Alabama Public Health said due to the weather across the state, several counties have had to delay vaccinations. A full readout of each county can be found here.

Mississippi

“Due to hazardous weather conditions, all MSDH drive-through vaccination sites will be closed Tuesday with the exception of the Coast Coliseum site in Harrison County. Canceled appointments at all other sites will automatically be rescheduled for the same time on an alternate day,” the Mississippi Department of Health tweeted.

South Carolina

The South Carolina Department of Health and Environmental Control released a statement last week saying, “severe weather may delay the arrival of COVID-19 vaccine shipments over the next few days. Severe weather has the potential to impact the FedEx facility in Memphis and the UPS facility in Louisville that are vaccine shipping hubs for several southeastern states. The majority of hospitals and large vaccine providers in South Carolina receive their vaccine shipments directly from the federal government, and any shipping delays are beyond DHEC’s control.”

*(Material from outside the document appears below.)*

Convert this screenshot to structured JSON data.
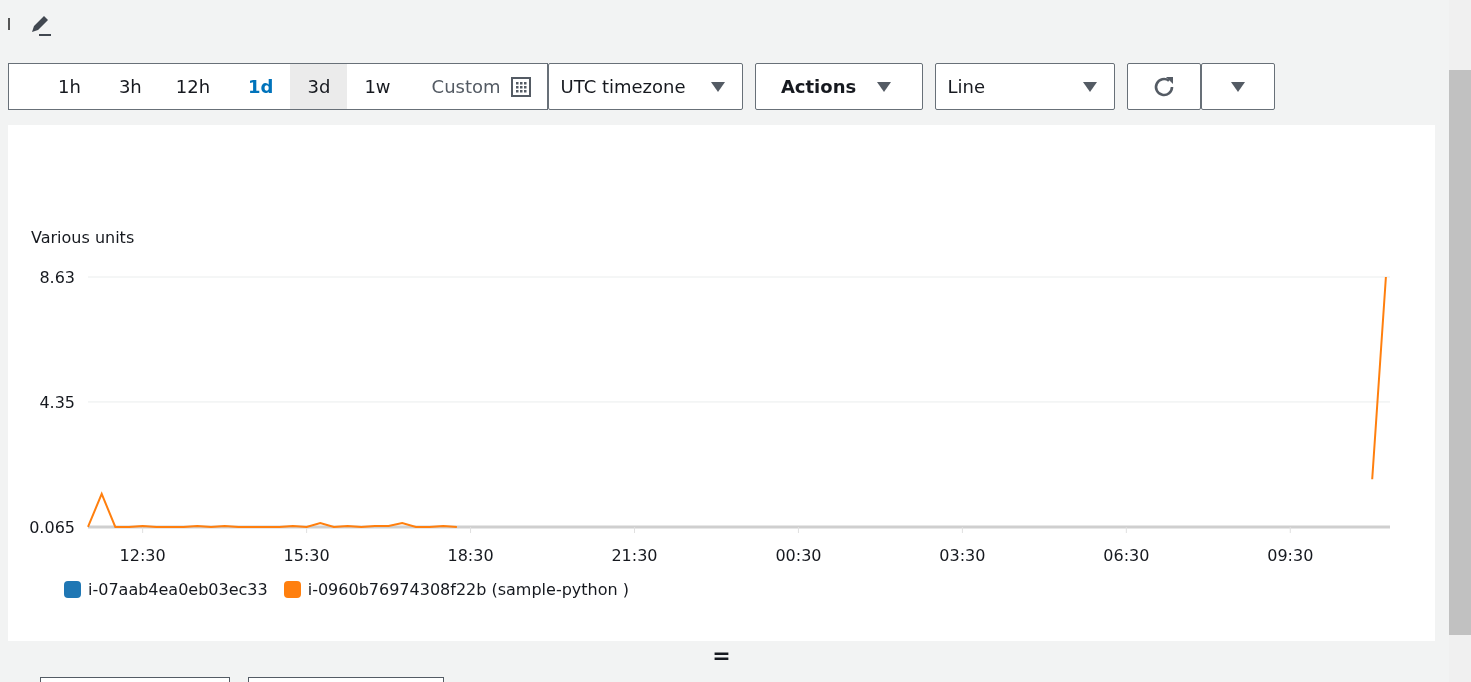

The department warned residents it may need to reschedule appointments to accommodate.

1 hr 56 min ago

How the next winter storm will impact the Houston area

As the winter storm that blanketed parts of the South and Central US moves toward the Northeast today, a system that has been pouring cold precipitation on the West Coast is expected to take its place,

The National Weather Service in Houston said the storm will impact the region starting tonight through Thursday morning.

The service warned that roads and bridges will ice first.

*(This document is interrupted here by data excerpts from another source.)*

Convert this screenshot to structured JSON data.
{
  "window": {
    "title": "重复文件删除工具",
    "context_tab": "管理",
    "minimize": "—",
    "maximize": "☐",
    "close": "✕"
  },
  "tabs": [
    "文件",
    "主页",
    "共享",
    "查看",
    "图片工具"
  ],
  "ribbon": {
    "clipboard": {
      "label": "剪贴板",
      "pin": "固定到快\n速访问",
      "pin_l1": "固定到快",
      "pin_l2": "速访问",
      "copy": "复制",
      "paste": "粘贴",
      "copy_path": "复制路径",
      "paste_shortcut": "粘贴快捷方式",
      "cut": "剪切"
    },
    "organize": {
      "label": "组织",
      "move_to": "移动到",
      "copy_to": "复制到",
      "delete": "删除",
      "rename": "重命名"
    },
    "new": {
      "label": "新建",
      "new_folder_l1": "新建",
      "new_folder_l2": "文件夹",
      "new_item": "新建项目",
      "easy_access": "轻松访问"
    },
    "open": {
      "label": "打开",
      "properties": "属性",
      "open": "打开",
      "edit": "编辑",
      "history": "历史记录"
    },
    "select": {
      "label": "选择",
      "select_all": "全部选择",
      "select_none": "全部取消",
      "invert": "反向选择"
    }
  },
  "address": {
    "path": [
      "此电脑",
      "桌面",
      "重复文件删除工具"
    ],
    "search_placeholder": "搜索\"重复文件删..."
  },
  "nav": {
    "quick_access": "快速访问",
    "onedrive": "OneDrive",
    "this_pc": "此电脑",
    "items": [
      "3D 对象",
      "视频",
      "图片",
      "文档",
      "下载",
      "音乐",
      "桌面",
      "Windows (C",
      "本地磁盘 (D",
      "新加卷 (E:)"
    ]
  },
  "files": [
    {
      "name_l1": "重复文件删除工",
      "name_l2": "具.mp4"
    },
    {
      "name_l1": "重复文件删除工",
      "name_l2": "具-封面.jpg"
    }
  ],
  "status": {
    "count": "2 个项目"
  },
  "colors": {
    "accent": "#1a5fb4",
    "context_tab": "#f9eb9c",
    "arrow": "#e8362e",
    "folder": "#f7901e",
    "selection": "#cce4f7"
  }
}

Here’s a look at what the Houston area expects thought through Thursday:

2 hr 4 min ago

FedEx says severe weather is impacting operations in the US

From CNN’s Richard Davis

Severe weather across the US is continuing to impact FedEx’s operations, including the ability to pick up and deliver in certain cities, according to a statement from the company. 

FedEx also says that it has contingency plans to lessen the effect on operations and service and “implementing those plans as we’re able.”

“The safety of our team members is our top priority as we work to provide the best possible service for our customers,” the company said in the statement.

2 hr 4 min ago

Early morning imagery from space reveals the snow blanketing the US

CIRA/RAMMB

As the sun rose this morning, it illuminated the broad swath of snow (white) captured by NOAA’s weather satellite as low clouds (yellow) moved across the region.